Michel Contat — Quand vous relisez vos trois ou quatre feuillets de la veille, vous arrive-t-il de les trouver bons, mais de juger qu'il y a peut-être un ou deux mots qu'il faut changer, et de faire à ce moment-là une correction manuscrite ?

Serge Doubrovsky — Manuscrite, jamais.

Michel Contat — Vous ne touchez pas la feuille avec un stylo ?

Serge Doubrovsky — Jamais, c'est comme un interdit. Ce que je trouve, en me relisant, comme pour des épreuves de livre, c’est un deleatur, mais ce sont des signes de la typographie, pas mon écriture. Ce qui veut dire que j'ai dû retaper ces pages-là. Mais je ne crois pas avoir jamais utilisé la rature au sens classique du terme.

Michel Contat — Donc, pour vous, la rature c'est la réécriture d'un ensemble de feuillets ?

Serge Doubrovsky — Non, il faut que la page me plaise avant que je puisse passer à la suivante. Mais quand même, en gros, c'est la production de la veille que soit je remets en chantier, soit je conserve pour continuer. Il peut y avoir deux pages qui me plaisent, et que je garde, mais une que j'estime ne pas aller. Ça ne veut pas dire que je récris forcément les trois pages. Si l’une ne me plaît pas, je la récris et j'essaie de faire en sorte qu'elle s'enchaîne avec les autres.

Michel Contat — Comment se passe l'accumulation du texte ? Je suppose que vous ne relisez pas tous les jours tout ce que vous avez écrit pour le livre en cours ?

Serge Doubrovsky — Non, je relis la production de la veille.

Michel Contat — Ce qui veut dire que ce que vous avez jugé bon une fois, vous le jugez suffisamment bon pour rester. Ça fait le début du livre et c'est suffisamment travaillé pour n'avoir plus à y revenir, et le reste va venir s'accumuler quotidiennement avec la production du jour précédent ?

Serge Doubrovsky — Je n'ai jamais retouché un livre, à part les remaniements locaux de deux ou trois pages réécrites. Une fois le livre terminé, je n'ai jamais touché à rien

Michel Contat — Là, je crois quand même que votre mémoire vous trompe. Car il vous arrive malgré tout qu'à la relecture vous voyiez des choses à modifier. Depuis que nous nous connaissons sur un plan d'amitié, depuis Le Livre brisé, vous me donnez à lire votre manuscrit achevé, pour avoir ma réaction de lecteur. Et vous le faites avec d'autres aussi, n'est-ce pas ? Il vous est arrivé, après des conversations avec moi ou avec d'autres, d'éliminer des passages qui apparaissaient comme des redondances ou des répétitions, voire de changer quelque chose à la composition générale ?

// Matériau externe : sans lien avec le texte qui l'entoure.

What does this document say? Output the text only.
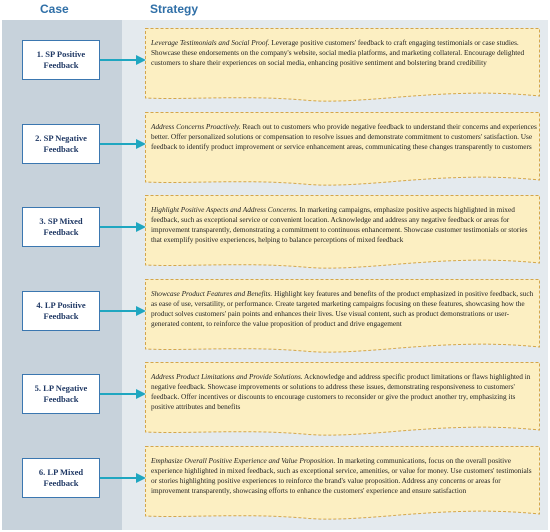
Case	Strategy
1. SP Positive Feedback

Leverage Testimonials and Social Proof. Leverage positive customers' feedback to craft engaging testimonials or case studies. Showcase these endorsements on the company's website, social media platforms, and marketing collateral. Encourage delighted customers to share their experiences on social media, enhancing positive sentiment and bolstering brand credibility

2. SP Negative Feedback

Address Concerns Proactively. Reach out to customers who provide negative feedback to understand their concerns and experiences better. Offer personalized solutions or compensation to resolve issues and demonstrate commitment to customers' satisfaction. Use feedback to identify product improvement or service enhancement areas, communicating these changes transparently to customers

3. SP Mixed Feedback

Highlight Positive Aspects and Address Concerns. In marketing campaigns, emphasize positive aspects highlighted in mixed feedback, such as exceptional service or convenient location. Acknowledge and address any negative feedback or areas for improvement transparently, demonstrating a commitment to continuous enhancement. Showcase customer testimonials or stories that exemplify positive experiences, helping to balance perceptions of mixed feedback

4. LP Positive Feedback

Showcase Product Features and Benefits. Highlight key features and benefits of the product emphasized in positive feedback, such as ease of use, versatility, or performance. Create targeted marketing campaigns focusing on these features, showcasing how the product solves customers' pain points and enhances their lives. Use visual content, such as product demonstrations or user-generated content, to reinforce the value proposition of product and drive engagement

5. LP Negative Feedback

Address Product Limitations and Provide Solutions. Acknowledge and address specific product limitations or flaws highlighted in negative feedback. Showcase improvements or solutions to address these issues, demonstrating responsiveness to customers' feedback. Offer incentives or discounts to encourage customers to reconsider or give the product another try, emphasizing its positive attributes and benefits

6. LP Mixed Feedback

Emphasize Overall Positive Experience and Value Proposition. In marketing communications, focus on the overall positive experience highlighted in mixed feedback, such as exceptional service, amenities, or value for money. Use customers' testimonials or stories highlighting positive experiences to reinforce the brand's value proposition. Address any concerns or areas for improvement transparently, showcasing efforts to enhance the customers' experience and ensure satisfaction
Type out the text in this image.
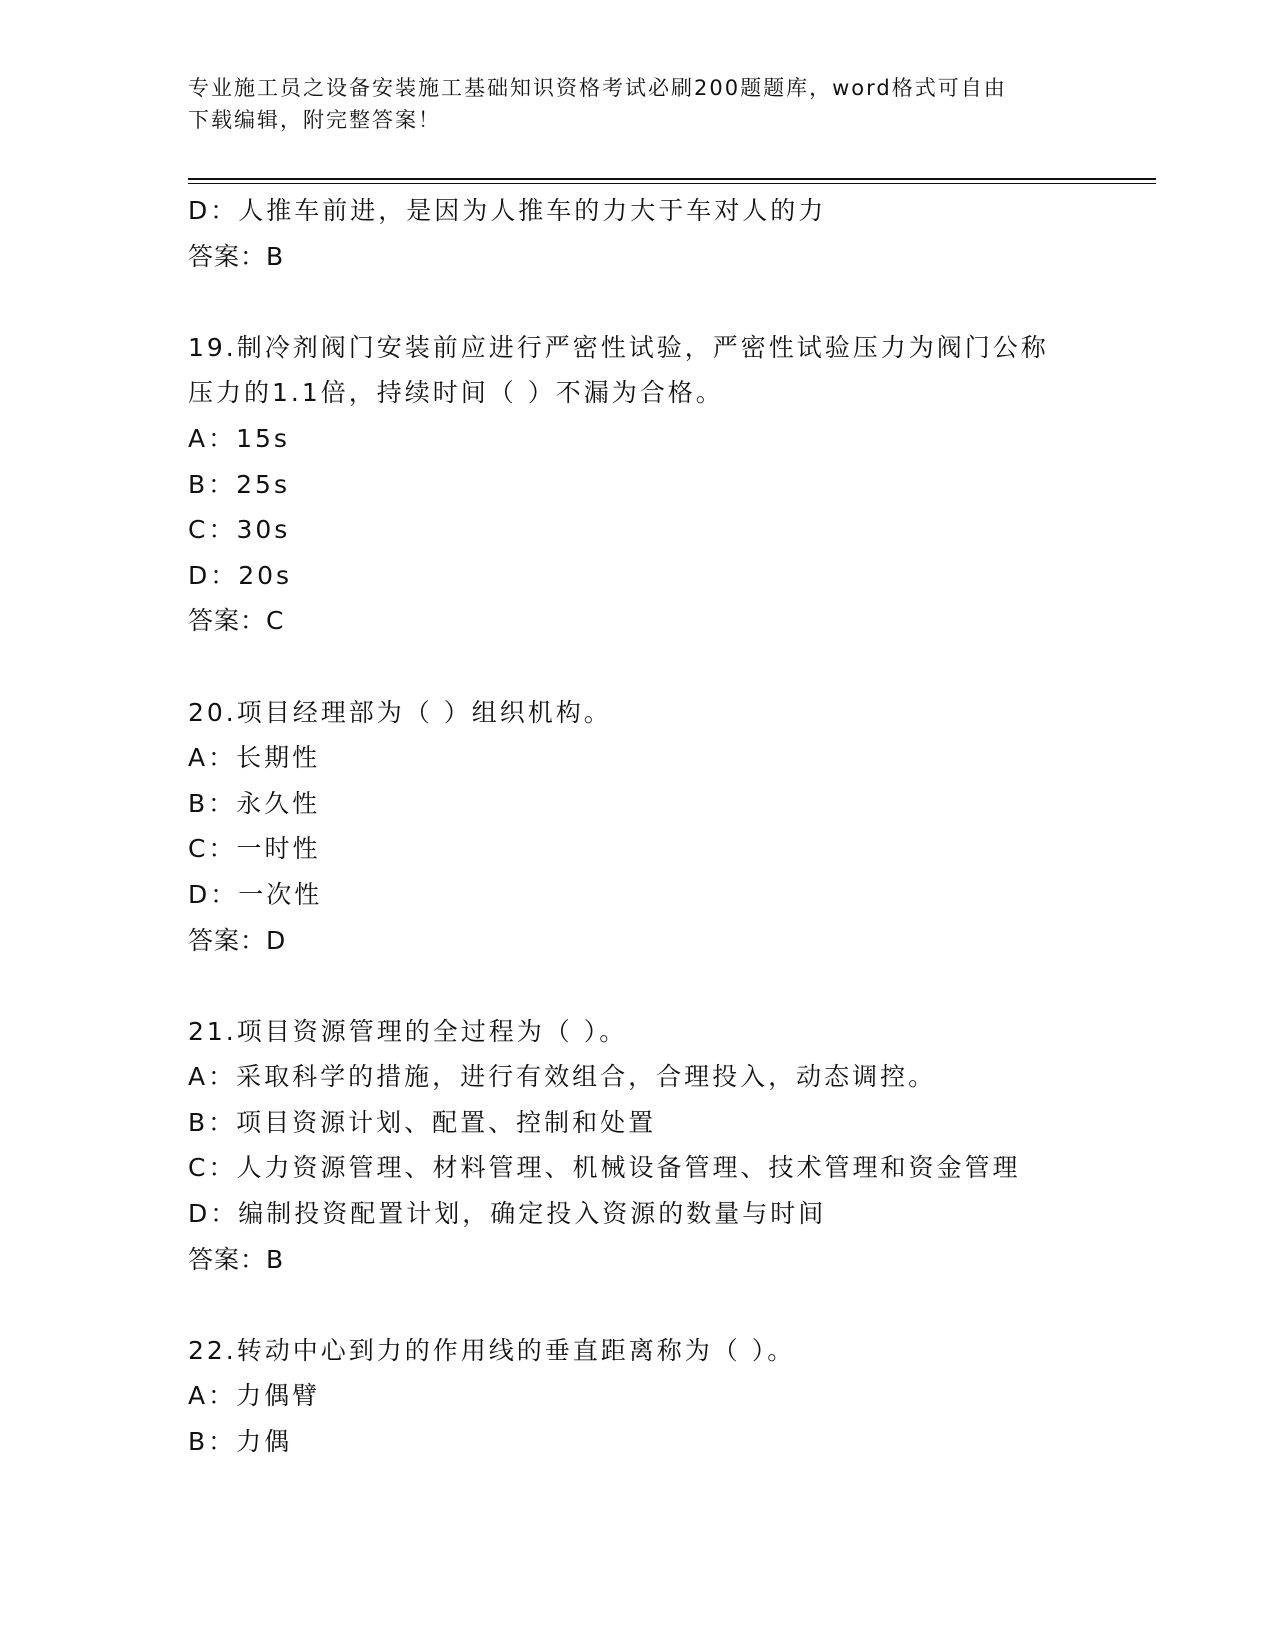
专业施工员之设备安装施工基础知识资格考试必刷200题题库，word格式可自由
下载编辑，附完整答案！
D：人推车前进，是因为人推车的力大于车对人的力
答案：B
19.制冷剂阀门安装前应进行严密性试验，严密性试验压力为阀门公称
压力的1.1倍，持续时间（ ）不漏为合格。
A：15s
B：25s
C：30s
D：20s
答案：C
20.项目经理部为（ ）组织机构。
A：长期性
B：永久性
C：一时性
D：一次性
答案：D
21.项目资源管理的全过程为（ ）。
A：采取科学的措施，进行有效组合，合理投入，动态调控。
B：项目资源计划、配置、控制和处置
C：人力资源管理、材料管理、机械设备管理、技术管理和资金管理
D：编制投资配置计划，确定投入资源的数量与时间
答案：B
22.转动中心到力的作用线的垂直距离称为（ ）。
A：力偶臂
B：力偶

Serge Doubrovsky — Ah oui, certainement. Par exemple, de façon très précise, pour L'Après-vivre, j'ai coupé des tas de passages à la demande de celle que j'ai appelée "Elle" dans le livre, et qui ne voulait pas que je raconte certaines choses. Il n'y a que Jacques Lecarme qui possède le manuscrit original, à remettre un jour à l'IMEC. Là j'ai fait des coupures sur demande. Maintenant je sais trop bien comment la mémoire peut vous tromper, donc je dirai tout ça avec prudence. Dans Fils, évidemment, il y a eu des remaniements, par définition pour passer de deux mille pages à cinq cents, ça a été récrit, et c'est le seul de mes livres qui a été retravaillé.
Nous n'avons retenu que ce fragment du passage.